Happy Birthday to the Padres!

May 27 has a special meaning for San Diego baseball fans

With the Padres and Nationals playing a series over Memorial Day weekend on the East Coast I thought you all might like this little history lesson.

Many people don’t realize it but May 27 is quite possibly the most important day in the history of the San Diego Padres.

It was on this day in 1968 that San Diego learned it was going from the Pacific Coast League to the Major Leagues when MLB awarded America’s Finest City with a National League expansion team.
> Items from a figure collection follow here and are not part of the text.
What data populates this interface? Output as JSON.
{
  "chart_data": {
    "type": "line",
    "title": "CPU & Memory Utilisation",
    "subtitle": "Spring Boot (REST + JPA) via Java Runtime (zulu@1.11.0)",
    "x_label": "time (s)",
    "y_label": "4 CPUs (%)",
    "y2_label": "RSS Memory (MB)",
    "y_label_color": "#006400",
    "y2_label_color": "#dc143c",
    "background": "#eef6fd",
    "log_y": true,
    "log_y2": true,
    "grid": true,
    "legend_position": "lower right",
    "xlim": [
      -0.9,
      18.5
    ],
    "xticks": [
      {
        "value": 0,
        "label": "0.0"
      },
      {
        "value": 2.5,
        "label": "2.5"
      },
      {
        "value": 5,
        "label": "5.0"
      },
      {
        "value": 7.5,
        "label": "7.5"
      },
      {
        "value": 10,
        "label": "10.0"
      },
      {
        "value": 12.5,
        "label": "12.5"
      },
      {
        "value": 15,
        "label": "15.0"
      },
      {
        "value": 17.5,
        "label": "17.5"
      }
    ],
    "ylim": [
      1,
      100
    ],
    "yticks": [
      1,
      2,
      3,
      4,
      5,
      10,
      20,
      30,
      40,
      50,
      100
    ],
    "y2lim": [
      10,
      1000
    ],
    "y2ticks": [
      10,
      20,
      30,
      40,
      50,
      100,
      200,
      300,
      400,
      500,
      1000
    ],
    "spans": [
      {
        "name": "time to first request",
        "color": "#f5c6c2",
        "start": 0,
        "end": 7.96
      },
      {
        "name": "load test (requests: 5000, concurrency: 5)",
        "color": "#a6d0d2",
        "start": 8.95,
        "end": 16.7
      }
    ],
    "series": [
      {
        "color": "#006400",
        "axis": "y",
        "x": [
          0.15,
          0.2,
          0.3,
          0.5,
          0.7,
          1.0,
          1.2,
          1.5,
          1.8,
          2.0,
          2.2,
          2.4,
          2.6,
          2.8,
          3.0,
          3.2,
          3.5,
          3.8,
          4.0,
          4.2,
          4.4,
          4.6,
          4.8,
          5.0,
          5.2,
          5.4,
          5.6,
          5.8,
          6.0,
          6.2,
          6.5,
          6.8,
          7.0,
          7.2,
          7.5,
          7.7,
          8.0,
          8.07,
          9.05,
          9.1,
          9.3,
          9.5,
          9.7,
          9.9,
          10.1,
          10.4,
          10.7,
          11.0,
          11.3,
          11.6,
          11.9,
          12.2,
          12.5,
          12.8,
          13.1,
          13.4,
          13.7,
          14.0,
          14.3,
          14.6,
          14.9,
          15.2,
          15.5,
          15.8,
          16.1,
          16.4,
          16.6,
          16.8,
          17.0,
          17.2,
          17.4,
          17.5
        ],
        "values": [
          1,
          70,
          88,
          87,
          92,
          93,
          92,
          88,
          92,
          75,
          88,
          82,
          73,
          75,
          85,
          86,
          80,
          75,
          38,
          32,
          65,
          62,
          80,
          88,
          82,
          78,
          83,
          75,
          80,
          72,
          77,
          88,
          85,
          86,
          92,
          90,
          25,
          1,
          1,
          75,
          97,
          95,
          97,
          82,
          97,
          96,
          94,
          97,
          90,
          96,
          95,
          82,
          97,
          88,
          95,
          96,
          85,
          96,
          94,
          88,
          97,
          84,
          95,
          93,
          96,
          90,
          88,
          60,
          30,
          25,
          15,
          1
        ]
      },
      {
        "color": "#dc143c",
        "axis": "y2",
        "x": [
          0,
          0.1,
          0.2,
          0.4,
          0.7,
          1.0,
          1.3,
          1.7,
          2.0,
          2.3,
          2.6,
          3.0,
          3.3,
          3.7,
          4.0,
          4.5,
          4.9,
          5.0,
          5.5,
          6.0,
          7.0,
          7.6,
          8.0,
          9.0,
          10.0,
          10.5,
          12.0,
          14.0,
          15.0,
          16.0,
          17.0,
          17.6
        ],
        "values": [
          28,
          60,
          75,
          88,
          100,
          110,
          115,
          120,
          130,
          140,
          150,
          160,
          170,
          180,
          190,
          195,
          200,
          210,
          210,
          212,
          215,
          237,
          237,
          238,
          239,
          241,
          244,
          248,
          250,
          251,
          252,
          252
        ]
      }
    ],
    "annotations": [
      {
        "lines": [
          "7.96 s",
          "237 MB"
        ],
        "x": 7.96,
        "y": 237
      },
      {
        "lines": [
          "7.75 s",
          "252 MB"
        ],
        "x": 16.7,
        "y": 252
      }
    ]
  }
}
The first owner was C. Arnholt Smith, a San Diego businessman who had to pay $10.5 million (the equivalent of about $71 million in 2017) to get the franchise. It’s actually somewhat fitting that the Padres are in Washington, D.C. for a game on May 27 because that city has a little history with the Friars.

When Smith, the original owner, had financial trouble he was looking to sell and came close to moving the team to our nation’s capital (D.C. had lost the Senators in 1961 when they moved to Minnesota and again in 1971 when they moved to Texas). That’s when the man who was arguably the most important figure in Padres history, Ray Kroc, stepped in to buy the team and keep it in its home city.

The Padres have been entrenched in our town ever since, not winning a championship, but still serving as motivation for the thousands of kids who grew up here watching the game, seeing the best ballplayers on the planet under the lights, and wanting to chase their own big league dreams.

Of course a World Series would still be nice, too.